With the UK and EU plastics industries being so closely interlinked in terms of supply chains, investments and labour, the smooth exit of the UK from the EU is of vital importance to both parties.

Broadly speaking, there are two ways this could happen. A ‘soft’ Brexit could mean that the UK retains its access to the single market and must accept the free movement of people as a result. On the other hand, a ‘hard’ Brexit would see the UK refusing to compromise on issues such as the free movement of people even if that meant leaving the single market. This option would cause much more upheaval.

Indeed, it could see trade between the UK and Europe take place under World Trade Organization (WTO) rules, at least until new agreements are put in place. Boswell says: “Some calculations have been done on the financial implications of this on the plastics industry. Imports will cost £540 million more for the UK plastics processing sector. On the export side, those goods will cost UK companies an additional £340 million. That is almost a billion-pound penalty if we have a hard Brexit. I would argue that’s going to have a massive impact on our industry in terms of its ability to compete on a world scale.”

In this scenario, goods moving through ports could spend longer in customs checks, increasing costs.

Further, UK companies would still have to comply with EU regulations to trade there. Here, Boswell says: “The really hot topic is REACH. The idea is to bring European law into UK law, and yet ECHA, the body responsible for REACH, lives outside the UK. So how do we maintain our REACH compliance? How do we interact with ECHA? Or do we have another organisation? If so, how do we set it up? It’s a nightmare.”

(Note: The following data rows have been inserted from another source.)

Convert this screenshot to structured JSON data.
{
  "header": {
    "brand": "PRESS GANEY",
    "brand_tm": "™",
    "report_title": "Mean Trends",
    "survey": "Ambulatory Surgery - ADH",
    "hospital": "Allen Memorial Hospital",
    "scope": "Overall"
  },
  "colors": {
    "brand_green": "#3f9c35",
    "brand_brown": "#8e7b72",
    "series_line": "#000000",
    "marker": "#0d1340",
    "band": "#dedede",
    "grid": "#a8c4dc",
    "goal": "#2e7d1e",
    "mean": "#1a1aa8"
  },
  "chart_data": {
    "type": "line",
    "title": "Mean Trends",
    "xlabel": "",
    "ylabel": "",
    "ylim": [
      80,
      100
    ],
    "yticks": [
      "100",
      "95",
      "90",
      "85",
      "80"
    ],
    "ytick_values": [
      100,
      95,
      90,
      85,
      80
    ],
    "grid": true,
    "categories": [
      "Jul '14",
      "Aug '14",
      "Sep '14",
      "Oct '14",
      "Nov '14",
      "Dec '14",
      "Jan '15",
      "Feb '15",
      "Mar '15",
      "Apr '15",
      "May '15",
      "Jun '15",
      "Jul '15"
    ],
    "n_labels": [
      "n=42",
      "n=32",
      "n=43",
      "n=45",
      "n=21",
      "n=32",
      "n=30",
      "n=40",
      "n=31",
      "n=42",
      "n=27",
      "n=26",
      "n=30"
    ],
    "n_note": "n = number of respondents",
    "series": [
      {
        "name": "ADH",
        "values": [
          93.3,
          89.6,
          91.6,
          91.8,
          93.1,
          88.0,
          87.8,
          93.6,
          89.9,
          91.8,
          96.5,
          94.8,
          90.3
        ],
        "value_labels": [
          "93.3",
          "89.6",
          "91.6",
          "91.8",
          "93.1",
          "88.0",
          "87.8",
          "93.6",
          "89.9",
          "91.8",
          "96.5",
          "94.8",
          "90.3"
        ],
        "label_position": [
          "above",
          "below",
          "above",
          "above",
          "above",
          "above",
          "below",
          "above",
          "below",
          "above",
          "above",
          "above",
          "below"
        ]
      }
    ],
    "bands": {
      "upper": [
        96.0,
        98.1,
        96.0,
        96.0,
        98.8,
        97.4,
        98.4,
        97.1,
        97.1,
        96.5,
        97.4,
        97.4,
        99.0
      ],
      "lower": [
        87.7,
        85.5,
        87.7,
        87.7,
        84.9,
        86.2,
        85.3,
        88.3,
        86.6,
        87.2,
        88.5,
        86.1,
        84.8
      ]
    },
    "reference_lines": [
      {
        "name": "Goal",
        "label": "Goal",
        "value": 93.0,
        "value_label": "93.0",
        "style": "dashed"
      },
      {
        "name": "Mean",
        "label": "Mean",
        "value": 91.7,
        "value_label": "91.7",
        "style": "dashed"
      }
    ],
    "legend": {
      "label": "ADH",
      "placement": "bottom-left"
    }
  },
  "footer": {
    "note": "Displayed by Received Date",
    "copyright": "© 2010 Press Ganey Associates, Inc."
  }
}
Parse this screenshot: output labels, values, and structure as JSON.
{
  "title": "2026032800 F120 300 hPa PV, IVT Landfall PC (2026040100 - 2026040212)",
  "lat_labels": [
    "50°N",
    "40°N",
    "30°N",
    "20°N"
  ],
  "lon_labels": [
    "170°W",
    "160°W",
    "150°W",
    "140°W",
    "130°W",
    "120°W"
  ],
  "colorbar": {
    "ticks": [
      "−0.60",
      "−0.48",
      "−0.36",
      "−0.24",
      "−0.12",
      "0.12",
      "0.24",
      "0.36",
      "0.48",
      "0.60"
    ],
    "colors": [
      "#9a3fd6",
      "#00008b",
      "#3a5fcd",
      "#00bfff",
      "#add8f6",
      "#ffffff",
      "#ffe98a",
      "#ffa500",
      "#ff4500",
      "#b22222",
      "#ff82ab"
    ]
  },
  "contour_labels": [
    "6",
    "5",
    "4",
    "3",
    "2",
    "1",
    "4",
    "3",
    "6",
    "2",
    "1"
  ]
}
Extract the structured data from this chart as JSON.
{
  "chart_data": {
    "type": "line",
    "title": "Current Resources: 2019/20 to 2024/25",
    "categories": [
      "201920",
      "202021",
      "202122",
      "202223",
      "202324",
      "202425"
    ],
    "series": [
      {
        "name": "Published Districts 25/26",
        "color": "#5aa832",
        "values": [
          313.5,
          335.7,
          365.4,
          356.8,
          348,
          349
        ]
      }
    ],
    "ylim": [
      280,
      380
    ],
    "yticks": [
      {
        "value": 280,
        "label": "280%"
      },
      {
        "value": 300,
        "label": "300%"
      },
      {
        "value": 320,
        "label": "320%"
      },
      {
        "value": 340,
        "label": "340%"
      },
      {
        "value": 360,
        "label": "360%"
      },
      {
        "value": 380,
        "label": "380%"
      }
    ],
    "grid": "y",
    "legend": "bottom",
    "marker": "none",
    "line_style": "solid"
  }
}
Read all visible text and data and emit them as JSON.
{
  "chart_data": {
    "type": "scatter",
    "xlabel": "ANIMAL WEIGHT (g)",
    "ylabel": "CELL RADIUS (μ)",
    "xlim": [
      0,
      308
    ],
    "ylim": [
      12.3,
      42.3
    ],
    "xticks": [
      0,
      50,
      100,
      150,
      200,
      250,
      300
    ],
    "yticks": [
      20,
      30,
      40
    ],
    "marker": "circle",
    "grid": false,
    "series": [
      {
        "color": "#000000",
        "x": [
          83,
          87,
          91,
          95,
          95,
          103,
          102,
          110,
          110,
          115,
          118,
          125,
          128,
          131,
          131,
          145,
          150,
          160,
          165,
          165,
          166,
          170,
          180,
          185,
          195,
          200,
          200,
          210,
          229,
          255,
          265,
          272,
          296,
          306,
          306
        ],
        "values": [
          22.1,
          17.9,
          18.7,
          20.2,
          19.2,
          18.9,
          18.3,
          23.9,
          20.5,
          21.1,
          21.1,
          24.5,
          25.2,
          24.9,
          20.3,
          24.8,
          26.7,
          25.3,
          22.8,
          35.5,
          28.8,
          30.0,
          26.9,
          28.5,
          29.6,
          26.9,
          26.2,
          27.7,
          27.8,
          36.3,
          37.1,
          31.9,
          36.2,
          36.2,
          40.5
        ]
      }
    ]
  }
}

The BPF wants the UK to maintain free, or at least easy, access to the single market. It wants the UK to be able to tap the EU labour force. It wants the UK to maintain and develop legislation that is compatible with the EU. How likely all of that is remains to be seen.

Boswell concludes: “We are going to become more globally outlooking as an industry, I think that’s an inevitable consequence of Brexit.”